A Força-Tarefa de combate à sonegação fiscal na Bahia deflagrou, na manhã desta terça-feira (17), a “Operação Primus II – Fase Deuteros”, que investiga a prática de fraudes fiscais atribuídas a um empresário do setor de combustíveis já denunciado por crimes contra a ordem econômica. Foram cumpridos mandados de busca e apreensão nos municípios de Feira de Santana e Conceição do Jacuípe.

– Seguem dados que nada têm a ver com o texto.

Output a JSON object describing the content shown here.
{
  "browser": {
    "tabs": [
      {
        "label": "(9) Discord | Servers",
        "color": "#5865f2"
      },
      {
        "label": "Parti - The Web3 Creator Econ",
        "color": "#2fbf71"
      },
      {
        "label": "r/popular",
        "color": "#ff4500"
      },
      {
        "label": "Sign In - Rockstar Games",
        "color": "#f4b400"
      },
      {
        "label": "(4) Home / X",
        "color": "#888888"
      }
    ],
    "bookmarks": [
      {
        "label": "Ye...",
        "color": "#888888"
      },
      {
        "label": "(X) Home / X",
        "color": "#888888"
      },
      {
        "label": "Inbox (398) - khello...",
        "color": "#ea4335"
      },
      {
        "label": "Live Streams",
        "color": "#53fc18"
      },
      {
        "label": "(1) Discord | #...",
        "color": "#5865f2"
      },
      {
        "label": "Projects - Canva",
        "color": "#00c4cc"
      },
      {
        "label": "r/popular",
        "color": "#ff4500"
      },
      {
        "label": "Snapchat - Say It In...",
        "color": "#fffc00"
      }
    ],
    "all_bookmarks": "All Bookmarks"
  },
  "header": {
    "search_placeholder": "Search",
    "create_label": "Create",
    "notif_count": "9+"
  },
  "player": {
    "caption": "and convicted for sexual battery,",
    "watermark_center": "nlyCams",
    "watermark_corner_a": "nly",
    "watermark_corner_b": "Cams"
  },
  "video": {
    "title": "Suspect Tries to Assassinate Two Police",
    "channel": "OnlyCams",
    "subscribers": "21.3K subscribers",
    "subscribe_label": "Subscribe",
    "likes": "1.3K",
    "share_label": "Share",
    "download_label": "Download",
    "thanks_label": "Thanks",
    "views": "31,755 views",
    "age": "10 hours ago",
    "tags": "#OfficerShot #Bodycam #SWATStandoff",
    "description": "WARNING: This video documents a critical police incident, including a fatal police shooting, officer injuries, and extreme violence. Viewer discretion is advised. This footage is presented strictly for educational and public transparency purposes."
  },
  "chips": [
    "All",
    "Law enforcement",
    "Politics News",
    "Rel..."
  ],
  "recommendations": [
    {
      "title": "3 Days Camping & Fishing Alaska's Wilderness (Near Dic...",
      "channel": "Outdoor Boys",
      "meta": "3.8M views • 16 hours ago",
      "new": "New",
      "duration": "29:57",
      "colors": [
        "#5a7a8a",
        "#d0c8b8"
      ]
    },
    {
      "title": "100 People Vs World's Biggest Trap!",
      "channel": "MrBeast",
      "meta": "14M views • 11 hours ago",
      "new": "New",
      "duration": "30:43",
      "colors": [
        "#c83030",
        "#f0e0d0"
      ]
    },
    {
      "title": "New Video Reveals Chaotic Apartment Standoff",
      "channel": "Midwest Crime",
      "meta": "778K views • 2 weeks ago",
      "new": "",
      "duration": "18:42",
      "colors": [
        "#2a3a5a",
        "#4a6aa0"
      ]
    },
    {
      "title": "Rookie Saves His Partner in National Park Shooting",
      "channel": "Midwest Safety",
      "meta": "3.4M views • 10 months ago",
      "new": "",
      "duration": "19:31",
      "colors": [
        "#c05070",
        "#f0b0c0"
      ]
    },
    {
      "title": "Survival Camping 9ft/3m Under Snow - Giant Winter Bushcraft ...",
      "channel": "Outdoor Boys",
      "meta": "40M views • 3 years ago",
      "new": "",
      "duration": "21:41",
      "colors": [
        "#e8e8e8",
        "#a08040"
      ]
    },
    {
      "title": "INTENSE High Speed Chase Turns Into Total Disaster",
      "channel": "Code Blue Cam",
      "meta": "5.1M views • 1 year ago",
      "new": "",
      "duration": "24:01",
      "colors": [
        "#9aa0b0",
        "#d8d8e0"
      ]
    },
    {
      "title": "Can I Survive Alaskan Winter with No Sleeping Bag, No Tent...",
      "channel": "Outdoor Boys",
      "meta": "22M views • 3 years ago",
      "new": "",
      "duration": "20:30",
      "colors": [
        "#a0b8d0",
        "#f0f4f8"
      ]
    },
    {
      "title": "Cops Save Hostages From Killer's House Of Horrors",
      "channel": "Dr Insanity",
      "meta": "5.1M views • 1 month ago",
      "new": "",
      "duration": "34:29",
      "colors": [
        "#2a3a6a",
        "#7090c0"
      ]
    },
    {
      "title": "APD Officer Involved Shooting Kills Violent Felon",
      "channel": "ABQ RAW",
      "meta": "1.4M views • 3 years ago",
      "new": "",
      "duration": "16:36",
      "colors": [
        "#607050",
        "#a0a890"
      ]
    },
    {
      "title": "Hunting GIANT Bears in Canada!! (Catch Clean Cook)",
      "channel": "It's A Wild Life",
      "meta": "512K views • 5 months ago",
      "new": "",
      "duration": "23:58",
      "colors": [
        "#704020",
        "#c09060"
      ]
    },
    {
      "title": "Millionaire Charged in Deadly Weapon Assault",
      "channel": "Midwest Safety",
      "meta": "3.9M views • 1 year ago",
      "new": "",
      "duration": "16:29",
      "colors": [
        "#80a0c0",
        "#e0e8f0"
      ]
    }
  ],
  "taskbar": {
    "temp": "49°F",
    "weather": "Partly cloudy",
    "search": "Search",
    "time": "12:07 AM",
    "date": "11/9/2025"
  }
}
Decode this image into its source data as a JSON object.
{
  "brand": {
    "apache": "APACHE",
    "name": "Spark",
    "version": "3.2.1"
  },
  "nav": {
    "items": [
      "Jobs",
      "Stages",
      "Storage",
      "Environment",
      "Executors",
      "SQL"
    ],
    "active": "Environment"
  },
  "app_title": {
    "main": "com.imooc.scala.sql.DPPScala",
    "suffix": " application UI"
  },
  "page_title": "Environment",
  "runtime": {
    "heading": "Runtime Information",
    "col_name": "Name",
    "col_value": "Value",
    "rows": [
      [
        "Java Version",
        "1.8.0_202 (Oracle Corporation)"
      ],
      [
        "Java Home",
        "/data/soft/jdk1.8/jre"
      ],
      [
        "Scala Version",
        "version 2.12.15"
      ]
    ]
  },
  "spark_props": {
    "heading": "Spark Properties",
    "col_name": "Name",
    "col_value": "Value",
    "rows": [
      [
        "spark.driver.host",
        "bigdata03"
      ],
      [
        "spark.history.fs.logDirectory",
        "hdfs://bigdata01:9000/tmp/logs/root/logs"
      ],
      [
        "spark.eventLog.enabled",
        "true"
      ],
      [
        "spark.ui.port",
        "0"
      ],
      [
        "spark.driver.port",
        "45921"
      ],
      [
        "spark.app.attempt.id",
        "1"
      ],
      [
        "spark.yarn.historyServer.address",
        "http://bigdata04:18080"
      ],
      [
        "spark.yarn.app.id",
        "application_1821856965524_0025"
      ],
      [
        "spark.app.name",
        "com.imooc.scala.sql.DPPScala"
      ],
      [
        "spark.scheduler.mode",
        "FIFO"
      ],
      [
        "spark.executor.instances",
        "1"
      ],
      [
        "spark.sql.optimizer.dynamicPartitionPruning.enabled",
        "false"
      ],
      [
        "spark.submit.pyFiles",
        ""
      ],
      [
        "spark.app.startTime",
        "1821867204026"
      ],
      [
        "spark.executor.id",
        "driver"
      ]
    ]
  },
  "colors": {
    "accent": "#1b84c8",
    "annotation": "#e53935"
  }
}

Esta segunda fase da operação concentra-se na apuração da atuação de quatro pessoas apontadas como possíveis “testas de ferro”, utilizadas para ocultar o controle real de cerca de 14 empresas que integrariam o esquema criminoso. Segundo as investigações, o grupo teria participado da sonegação de aproximadamente R$ 4 milhões em Imposto sobre Circulação de Mercadorias e Serviços (ICMS). Uma contadora responsável pela escrituração de algumas dessas empresas também foi alvo das diligências.

O empresário investigado foi denunciado à Justiça, em novembro, por organização criminosa, lavagem de dinheiro, adulteração e comercialização irregular de combustíveis. De acordo com a apuração, o esquema utilizava diversas manobras para burlar o fisco, incluindo a interposição fictícia de sócios e administradores.
Nesta etapa, as investigações conduzidas pela Inspetoria Fazendária de Investigação e Pesquisa (Infip), pelo Ministério Público do Estado da Bahia e pela Polícia Civil identificaram a constituição fraudulenta de empresas vinculadas entre si, registradas em nome de terceiros, com o objetivo de ocultar o verdadeiro proprietário e postergar indefinidamente o pagamento do ICMS, sem intenção de quitá-lo.
A Força-Tarefa aponta que a prática gerou um ganho ilícito ainda incalculável, que pode superar o valor já identificado, causando prejuízo significativo aos cofres públicos do Estado da Bahia.
Também está sob investigação a existência de um esquema de lavagem de dinheiro, com a abertura de novas empresas em nome de laranjas para dar aparência de legalidade aos recursos obtidos de forma ilícita. Como resultado da operação, foram bloqueados bens pertencentes a cinco pessoas físicas e três pessoas jurídicas.
A ação contou com a participação de seis promotores de Justiça, 12 delegados da Polícia Civil, 48 policiais do Necot/Draco, dois servidores do Fisco Estadual, seis servidores do Ministério Público da Bahia e dois policiais da Companhia Independente de Polícia Fazendária (Cipfaz).
Primeira fase
A primeira fase da Operação Primus foi deflagrada em 16 de outubro pelo Departamento de Repressão e Combate à Corrupção, ao Crime Organizado e à Lavagem de Dinheiro da Polícia Civil (Draco-LD). Na ocasião, foi desarticulada uma organização criminosa com atuação em dezenas de cidades baianas e ramificações nos estados de São Paulo e Rio de Janeiro.
Na etapa inicial, foram cumpridas 74 medidas judiciais, incluindo 62 mandados de busca e apreensão e dez prisões. Também foram apreendidas armas de fogo, munições, veículos de luxo e equipamentos utilizados pelos investigados.
Em 10 de novembro, o Grupo de Atuação Especial de Combate à Sonegação Fiscal (Gaesf) denunciou e solicitou a manutenção da prisão preventiva de 15 pessoas apontadas como integrantes do braço financeiro e logístico da organização criminosa, que utilizava postos de combustíveis e empresas de transporte para lavar dinheiro oriundo do tráfico e de outras atividades ilícitas. A operação resultou ainda no bloqueio e sequestro de mais de R$ 6,5 bilhões em bens.
Força-Tarefa
A Força-Tarefa de combate à sonegação fiscal é composta pelo Grupo Especial de Combate à Sonegação Fiscal do MPBA (Gaesf), pela Inspetoria Fazendária de Inteligência e Pesquisa da Secretaria da Fazenda do Estado (Infip) e pelo Núcleo Especializado no Combate aos Crimes Econômicos e contra a Ordem Tributária (Necot/Draco), da Polícia Civil da Bahia.